Penderitaan: Akibat Dosa (2)

Ketika kita berbuat dosa, kita selalu mempunyai kemauan untuk merangkul semua orang, dan mau menghibur diri dengan berkata bahwa karena semua berdosa, maka tidak apa-apa jika saya berdosa. Tetapi setelah kita berdosa dan mendapatkan kesengsaraan serta penderitaan, maka kita langsung merasa diri begitu tersendiri . Sewaktu berdosa, kita merasa bersama-sama dengan mayoritas; tetapi, ketika menderita, kita merasa begitu tersendiri. Ini merupakan dualisme yang diciptakan oleh setan untuk mengacaukan kesadaran kerohanian manusia.

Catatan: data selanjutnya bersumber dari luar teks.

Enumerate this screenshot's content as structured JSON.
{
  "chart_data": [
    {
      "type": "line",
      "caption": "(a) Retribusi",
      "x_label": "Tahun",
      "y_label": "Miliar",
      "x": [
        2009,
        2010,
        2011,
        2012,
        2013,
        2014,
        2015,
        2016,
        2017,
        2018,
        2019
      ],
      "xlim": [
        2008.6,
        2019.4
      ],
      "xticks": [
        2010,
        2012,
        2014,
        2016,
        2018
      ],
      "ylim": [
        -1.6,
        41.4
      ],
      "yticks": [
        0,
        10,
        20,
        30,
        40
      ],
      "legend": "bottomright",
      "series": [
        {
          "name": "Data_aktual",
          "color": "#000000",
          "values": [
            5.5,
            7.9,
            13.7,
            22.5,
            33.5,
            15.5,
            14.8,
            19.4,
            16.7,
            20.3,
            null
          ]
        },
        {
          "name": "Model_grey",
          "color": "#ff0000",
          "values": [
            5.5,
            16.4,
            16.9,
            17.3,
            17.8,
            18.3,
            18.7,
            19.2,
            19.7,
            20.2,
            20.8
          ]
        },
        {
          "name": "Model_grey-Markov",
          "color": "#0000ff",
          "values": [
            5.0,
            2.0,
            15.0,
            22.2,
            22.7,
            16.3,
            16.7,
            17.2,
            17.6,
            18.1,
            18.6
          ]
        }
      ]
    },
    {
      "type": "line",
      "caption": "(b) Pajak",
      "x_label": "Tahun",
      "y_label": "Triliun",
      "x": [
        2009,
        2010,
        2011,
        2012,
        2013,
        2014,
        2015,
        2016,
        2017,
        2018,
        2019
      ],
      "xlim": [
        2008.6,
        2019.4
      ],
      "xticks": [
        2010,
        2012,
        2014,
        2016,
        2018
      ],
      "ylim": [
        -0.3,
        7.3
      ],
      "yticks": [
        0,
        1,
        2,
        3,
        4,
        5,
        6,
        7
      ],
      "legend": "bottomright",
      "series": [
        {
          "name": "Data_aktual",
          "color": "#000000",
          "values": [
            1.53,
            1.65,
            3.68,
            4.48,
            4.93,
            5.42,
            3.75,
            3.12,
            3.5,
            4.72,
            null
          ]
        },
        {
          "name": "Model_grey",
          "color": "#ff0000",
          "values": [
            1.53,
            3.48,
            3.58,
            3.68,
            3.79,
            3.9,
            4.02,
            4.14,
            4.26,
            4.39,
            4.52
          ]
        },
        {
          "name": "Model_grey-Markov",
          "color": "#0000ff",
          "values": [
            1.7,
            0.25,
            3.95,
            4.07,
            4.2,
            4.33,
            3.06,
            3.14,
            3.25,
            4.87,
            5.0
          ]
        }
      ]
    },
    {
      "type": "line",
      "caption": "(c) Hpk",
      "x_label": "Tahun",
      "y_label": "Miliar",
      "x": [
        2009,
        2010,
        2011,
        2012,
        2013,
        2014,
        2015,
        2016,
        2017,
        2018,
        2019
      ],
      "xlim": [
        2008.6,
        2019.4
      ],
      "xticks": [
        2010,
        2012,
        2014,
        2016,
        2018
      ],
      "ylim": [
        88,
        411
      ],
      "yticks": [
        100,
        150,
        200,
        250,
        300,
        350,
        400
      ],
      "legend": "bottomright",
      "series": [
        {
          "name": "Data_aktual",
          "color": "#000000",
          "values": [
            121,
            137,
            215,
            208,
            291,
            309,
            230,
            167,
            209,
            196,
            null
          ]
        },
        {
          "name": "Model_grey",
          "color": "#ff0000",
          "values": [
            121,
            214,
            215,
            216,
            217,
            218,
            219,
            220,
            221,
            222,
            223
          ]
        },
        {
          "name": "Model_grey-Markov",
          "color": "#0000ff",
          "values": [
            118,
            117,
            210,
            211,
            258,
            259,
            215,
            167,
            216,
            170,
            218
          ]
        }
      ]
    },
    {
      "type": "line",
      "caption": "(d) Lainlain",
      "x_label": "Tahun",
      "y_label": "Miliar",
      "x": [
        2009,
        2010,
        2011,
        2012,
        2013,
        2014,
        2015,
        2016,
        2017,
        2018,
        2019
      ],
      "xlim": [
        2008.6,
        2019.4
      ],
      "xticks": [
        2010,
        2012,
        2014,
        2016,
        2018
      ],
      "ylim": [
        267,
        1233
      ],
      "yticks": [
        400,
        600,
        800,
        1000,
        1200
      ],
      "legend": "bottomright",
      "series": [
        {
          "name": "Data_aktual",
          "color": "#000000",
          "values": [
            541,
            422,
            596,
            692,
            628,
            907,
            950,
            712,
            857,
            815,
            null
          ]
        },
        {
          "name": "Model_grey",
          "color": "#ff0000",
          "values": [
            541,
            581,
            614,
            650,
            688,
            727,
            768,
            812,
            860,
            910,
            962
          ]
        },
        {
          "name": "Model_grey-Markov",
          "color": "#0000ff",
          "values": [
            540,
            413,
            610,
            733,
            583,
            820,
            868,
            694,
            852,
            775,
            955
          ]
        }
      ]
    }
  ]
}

Mengapa kita berbuat dosa kita tidak merasa apa-apa? sebab kita merasa  bahwa kita hanyalah salah satu diantara begitu banyak orang yang melakukan dosa yang sama. Jika demikian, mengapa kita menderita, kita langsung merasa paling tersendiri? Pada waktu kita memakai kebebasan untuk berbuat dosa, kita tidak pernah sadar bahwa kita sebenarnya sedang membuang hak asasi manusia untuk menjalankan kebenaran; tetapi pada saat menderita, kita merasa hak asasi kita sedang direbut.

Allah tidak menjadi tidak ada hanya karena manusia pintar bicara untuk membuktikan bahwa Allah tidak ada. Allah juga tidak menjadi ada karena manusia pandai membuktikan bahwa Allah ada. Keberadaan Allah tidak diakibatkan oleh diskusi kita, tetapi merupakan penyebab kita bisa berdiskusi tentang ada tidaknya Allah. Keberadaan Allah bukan merupakan hasil argumentasi kita, tetapi merupakan dorongan kita berargumentasi, baik tentang Ia ada atau tidak ada. Maka, ateisme, teisme, maupun semua orang yang mengatakan suatu teori, sebenarnya sedang menggarap suatu fakta bahwa karena Allah ada, maka kita memikirkan apakah Ia ada ataukah tidak.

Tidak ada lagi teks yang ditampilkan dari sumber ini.